Katie Jones of Domaine Jones makes some of her wines under AOP Fitou, “because it is easy to pronounce and has a loyal following and well-established history in the UK”. But she warns that breaking up the region into more “unpronounceable” AOPs will not help the Languedoc’s overall image.
She says: “It’s a case of running before you can walk. The big area of Sud de France has been created and the next logical level would be to try to raise awareness of the Languedoc. Other than the more familiar and longstanding Languedoc AOPs, such as Corbières, Minervois and Fitou, I don’t think the majority of UK consumers are ready for further subdivisions of the Languedoc.”
Jones adds: “Languedoc is the most rocking wine area in France, and there is great freedom in winemaking here. There is real opportunity, particularly with specialist and independent merchants, at the mid to premium end. Innovative and creative winemakers are shaking themselves free from the restrictions of the classification system to be able to showcase interesting varieties and unusual and new styles under their own estate name rather than overcomplicate things with an AOP.”
Thibault Lavergne, founder of agency Wine Story says: “There is a real aspiration for a simplified offer. The Languedoc is becoming a well-known name on foreign markets. It is now recognised as a southern French region, producing high quality wines at very affordable prices. But I am not sure how many consumers would be familiar with Terrasses du Larzac, for instance.

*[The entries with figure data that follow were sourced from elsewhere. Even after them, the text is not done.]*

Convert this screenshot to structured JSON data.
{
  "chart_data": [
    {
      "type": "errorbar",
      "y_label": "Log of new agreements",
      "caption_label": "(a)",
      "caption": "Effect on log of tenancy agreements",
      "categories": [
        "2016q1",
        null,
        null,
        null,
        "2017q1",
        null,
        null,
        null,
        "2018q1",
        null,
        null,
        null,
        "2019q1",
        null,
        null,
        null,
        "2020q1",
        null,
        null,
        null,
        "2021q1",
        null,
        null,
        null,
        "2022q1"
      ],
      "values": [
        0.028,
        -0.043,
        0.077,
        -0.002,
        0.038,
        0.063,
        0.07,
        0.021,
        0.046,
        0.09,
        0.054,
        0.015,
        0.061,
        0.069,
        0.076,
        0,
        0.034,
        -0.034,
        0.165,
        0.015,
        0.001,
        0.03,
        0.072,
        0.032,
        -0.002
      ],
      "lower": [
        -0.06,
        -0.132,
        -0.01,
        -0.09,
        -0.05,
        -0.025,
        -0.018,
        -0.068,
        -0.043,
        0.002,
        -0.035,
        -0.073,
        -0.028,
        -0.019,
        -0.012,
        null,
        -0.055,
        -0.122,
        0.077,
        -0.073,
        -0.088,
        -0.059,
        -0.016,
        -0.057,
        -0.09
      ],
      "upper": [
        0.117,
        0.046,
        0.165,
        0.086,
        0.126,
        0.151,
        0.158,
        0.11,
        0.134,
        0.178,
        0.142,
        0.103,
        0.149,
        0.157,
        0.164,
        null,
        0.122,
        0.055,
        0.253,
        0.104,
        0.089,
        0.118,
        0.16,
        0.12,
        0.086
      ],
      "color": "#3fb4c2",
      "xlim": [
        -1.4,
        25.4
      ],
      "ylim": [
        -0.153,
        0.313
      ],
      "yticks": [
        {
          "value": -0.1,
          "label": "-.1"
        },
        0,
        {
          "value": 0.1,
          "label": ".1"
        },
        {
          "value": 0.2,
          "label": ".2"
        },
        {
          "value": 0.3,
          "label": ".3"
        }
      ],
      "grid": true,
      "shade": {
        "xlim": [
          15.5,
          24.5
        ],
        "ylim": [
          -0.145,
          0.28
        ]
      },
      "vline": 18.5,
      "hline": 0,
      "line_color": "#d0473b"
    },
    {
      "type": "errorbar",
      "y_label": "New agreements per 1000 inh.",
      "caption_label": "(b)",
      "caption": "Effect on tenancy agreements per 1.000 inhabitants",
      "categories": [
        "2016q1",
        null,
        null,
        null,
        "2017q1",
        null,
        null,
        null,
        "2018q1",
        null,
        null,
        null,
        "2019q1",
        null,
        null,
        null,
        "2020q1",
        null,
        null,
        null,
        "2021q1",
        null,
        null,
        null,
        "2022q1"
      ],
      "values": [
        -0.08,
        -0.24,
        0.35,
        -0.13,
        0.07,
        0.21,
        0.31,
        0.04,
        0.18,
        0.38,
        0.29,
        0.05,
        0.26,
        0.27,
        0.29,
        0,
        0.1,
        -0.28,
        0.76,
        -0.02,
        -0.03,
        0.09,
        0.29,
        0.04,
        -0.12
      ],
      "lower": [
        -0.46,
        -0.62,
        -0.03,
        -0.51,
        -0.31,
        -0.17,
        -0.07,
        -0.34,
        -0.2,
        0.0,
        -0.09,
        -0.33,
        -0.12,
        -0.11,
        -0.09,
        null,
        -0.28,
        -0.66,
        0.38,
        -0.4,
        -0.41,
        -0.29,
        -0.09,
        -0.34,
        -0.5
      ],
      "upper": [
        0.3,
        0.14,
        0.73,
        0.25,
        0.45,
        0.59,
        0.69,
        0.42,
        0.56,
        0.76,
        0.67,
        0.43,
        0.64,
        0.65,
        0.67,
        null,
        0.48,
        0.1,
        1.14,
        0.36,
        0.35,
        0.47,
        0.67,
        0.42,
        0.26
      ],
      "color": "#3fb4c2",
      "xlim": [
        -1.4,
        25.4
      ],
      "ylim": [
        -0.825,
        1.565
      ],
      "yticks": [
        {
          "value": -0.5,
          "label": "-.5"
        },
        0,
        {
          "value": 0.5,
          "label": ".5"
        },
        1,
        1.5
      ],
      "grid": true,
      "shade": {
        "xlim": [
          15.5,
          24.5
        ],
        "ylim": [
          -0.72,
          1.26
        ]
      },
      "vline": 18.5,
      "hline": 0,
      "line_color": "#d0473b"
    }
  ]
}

“Terrasses du Larzac produces excellent wines and I am by no means trying to criticise it but, from a marketing point of view, is it necessarily a good idea to create a standalone appellation?
“French officials should perhaps resist the temptation to give in to the lobbying of local politicians and keep the clarification of the offer in mind.”
Stéphane Kandler, owner of Château Tourril, says: “The upside is the appellation system has helped to raise the level and create new quality standards. The downside is that adding more appellations is going to confuse the consumer, which is not a good thing while the [retail] offer becomes richer with wines from all over the world. My bet is that it is more the individual names – of winemakers, chateaux or growers – which will make for commercial success.”
Andrew Steel, owner of Connoisseur Estates, which distributes Château d’Anglès, says: “We recognise how important it is to differentiate the individual terroirs of the Languedoc – distances across the Languedoc are several hundred kilometres, so it is not all the same.
“However, the message must not become too complicated as it will only confuse consumers. We need clear and concise information for the public and the producers need to work together to promote the region.
“The Rhône is a great example of this. It has succeeded in having a very strong generic message for the whole region, while highlighting the different terroirs within that. The various regions of the Languedoc have a huge opportunity to fly the flag by working together as a family of wines, and vested interests should not stand in the way.”
Mark Walford, owner of Le Soula, says more growers are making wines under the overarching Vin de France appellation. “Buyers place more confidence in the name of a trusted producer than in an appellation.”
And for Eric Monin, chief winemaker for Boutinot’s Domaine de l’Olibet, IGP d’Oc still holds the most potential, “if we can have a good crop”. He adds: “The current lack of grapes is still a problem in this regard.”